Lines discovered this morning at 5am while experiencing unusually strong gastric distress, from John Berger (the lines, not the distress): Publicity is the life of this culture—in so far as without publicity capitalism could not survive—and at the same time publicity is its dream. ¶Capitalism survives by forcing the majority, whom it exploits, to define their own interests as narrowly as possible. This was once achieved by extensive deprivation. Today in the developed countries it is being achieved by imposing a false standard of what is and what is not desirable.

In other words, time to wake up. One might also add that today (the Berger quote is from 1972) it is also being achieved via the opposite of deprivation.

Hm. I wonder what SFJ has to say about all this…

UPDATE: SFJ, not so much, but the inimitable Paul Ford, he of Gary Benchley fame, had something tangential to relate earlier last week, on the subject of fetishizing the object, sorta:
I think of my fascination, at 13, with the CD on the concrete in the office park. CDs had a brief chance to become objects of veneration, less time than vinyl, a few decades--just an eyeblink in time when compared to books, which have had over a millennia to build up mystique. So the CDs are easier to throw away. They don't resonate. But ultimately books are just as disposable (even the one I wrote).

3 Comments:

Anonymous Anonymous said...

On the mark re: devaluing of music, vanishing down the bloghole, etc. Berger is right and you are also right in saying that the means are now being achieved by swamping people with the sheer number of things they need to consume just to maintain their status as an active consumer. The center will not hold. It's the 'Brave New World'/'Amusing Ourselves to Death' lifemodel.
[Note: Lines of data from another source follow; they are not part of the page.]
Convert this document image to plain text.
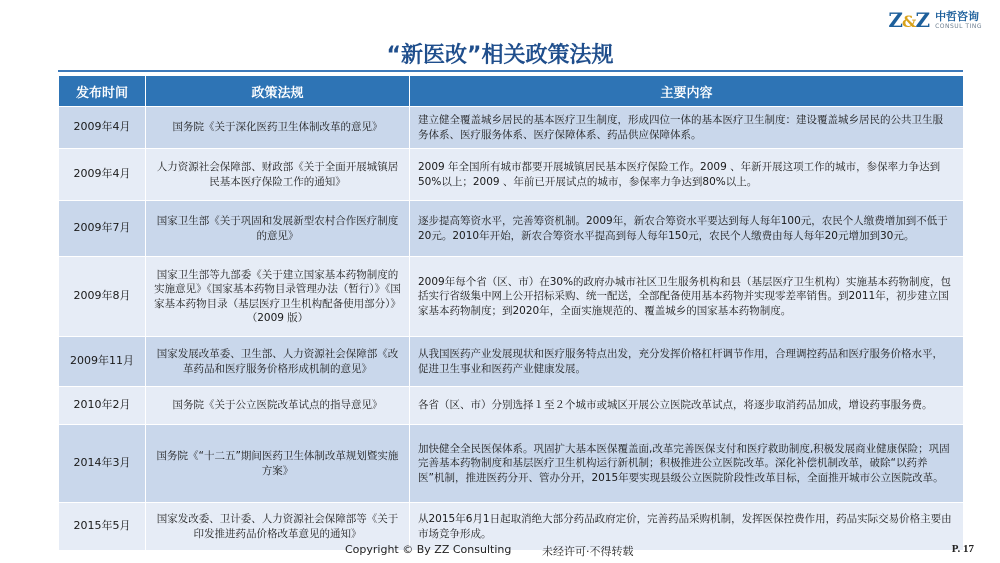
Z&Z 中哲咨询
CONSUL TING
“新医改”相关政策法规
发布时间	政策法规	主要内容
2009年4月	国务院《关于深化医药卫生体制改革的意见》	建立健全覆盖城乡居民的基本医疗卫生制度，形成四位一体的基本医疗卫生制度：建设覆盖城乡居民的公共卫生服务体系、医疗服务体系、医疗保障体系、药品供应保障体系。
2009年4月	人力资源社会保障部、财政部《关于全面开展城镇居民基本医疗保险工作的通知》	2009 年全国所有城市都要开展城镇居民基本医疗保险工作。2009 、年新开展这项工作的城市，参保率力争达到50%以上；2009 、年前已开展试点的城市，参保率力争达到80%以上。
2009年7月	国家卫生部《关于巩固和发展新型农村合作医疗制度的意见》	逐步提高筹资水平，完善筹资机制。2009年，新农合筹资水平要达到每人每年100元，农民个人缴费增加到不低于20元。2010年开始，新农合筹资水平提高到每人每年150元，农民个人缴费由每人每年20元增加到30元。
2009年8月	国家卫生部等九部委《关于建立国家基本药物制度的实施意见》《国家基本药物目录管理办法（暂行）》《国家基本药物目录（基层医疗卫生机构配备使用部分）》（2009 版）	2009年每个省（区、市）在30%的政府办城市社区卫生服务机构和县（基层医疗卫生机构）实施基本药物制度，包括实行省级集中网上公开招标采购、统一配送，全部配备使用基本药物并实现零差率销售。到2011年，初步建立国家基本药物制度；到2020年，全面实施规范的、覆盖城乡的国家基本药物制度。
2009年11月	国家发展改革委、卫生部、人力资源社会保障部《改革药品和医疗服务价格形成机制的意见》	从我国医药产业发展现状和医疗服务特点出发，充分发挥价格杠杆调节作用，合理调控药品和医疗服务价格水平，促进卫生事业和医药产业健康发展。
2010年2月	国务院《关于公立医院改革试点的指导意见》	各省（区、市）分别选择１至２个城市或城区开展公立医院改革试点，将逐步取消药品加成，增设药事服务费。
2014年3月	国务院《“十二五”期间医药卫生体制改革规划暨实施方案》	加快健全全民医保体系。巩固扩大基本医保覆盖面,改革完善医保支付和医疗救助制度,积极发展商业健康保险；巩固完善基本药物制度和基层医疗卫生机构运行新机制；积极推进公立医院改革。深化补偿机制改革，破除“以药养医”机制，推进医药分开、管办分开，2015年要实现县级公立医院阶段性改革目标，全面推开城市公立医院改革。
2015年5月	国家发改委、卫计委、人力资源社会保障部等《关于印发推进药品价格改革意见的通知》	从2015年6月1日起取消绝大部分药品政府定价，完善药品采购机制，发挥医保控费作用，药品实际交易价格主要由市场竞争形成。
Copyright © By ZZ Consulting	未经许可·不得转载	P. 17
BUT. One sure way to overcome an unhealthy relationship as a straight-up consumer: CREATE YOUR OWN SHIT. Make something. Something more than just writing about other people's opinions about other people's opinions about someone else's music. Otherwise you're part of your own problem, etc.

2:01 PM  
Anonymous Anonymous said...

Actually that sounds harsh. Maybe better put: If the blog is more about commenting on other people's observations than your own opinions maybe this is feeding into your issues with over saturation. That said: I enjoy the blog.

2:25 PM  
Blogger Prof. Drew LeDrew said...

Yeah, you nailed it, and me. To a pretty big degree, the post was an effort on my part to do just what you recommend: make something. A somewhat sidelong (and, I'd say, belated) calling out of myself, and a spur to avoid the pitfalls I spell out. We'll see how it goes. Thanks for reading, and for the feedback.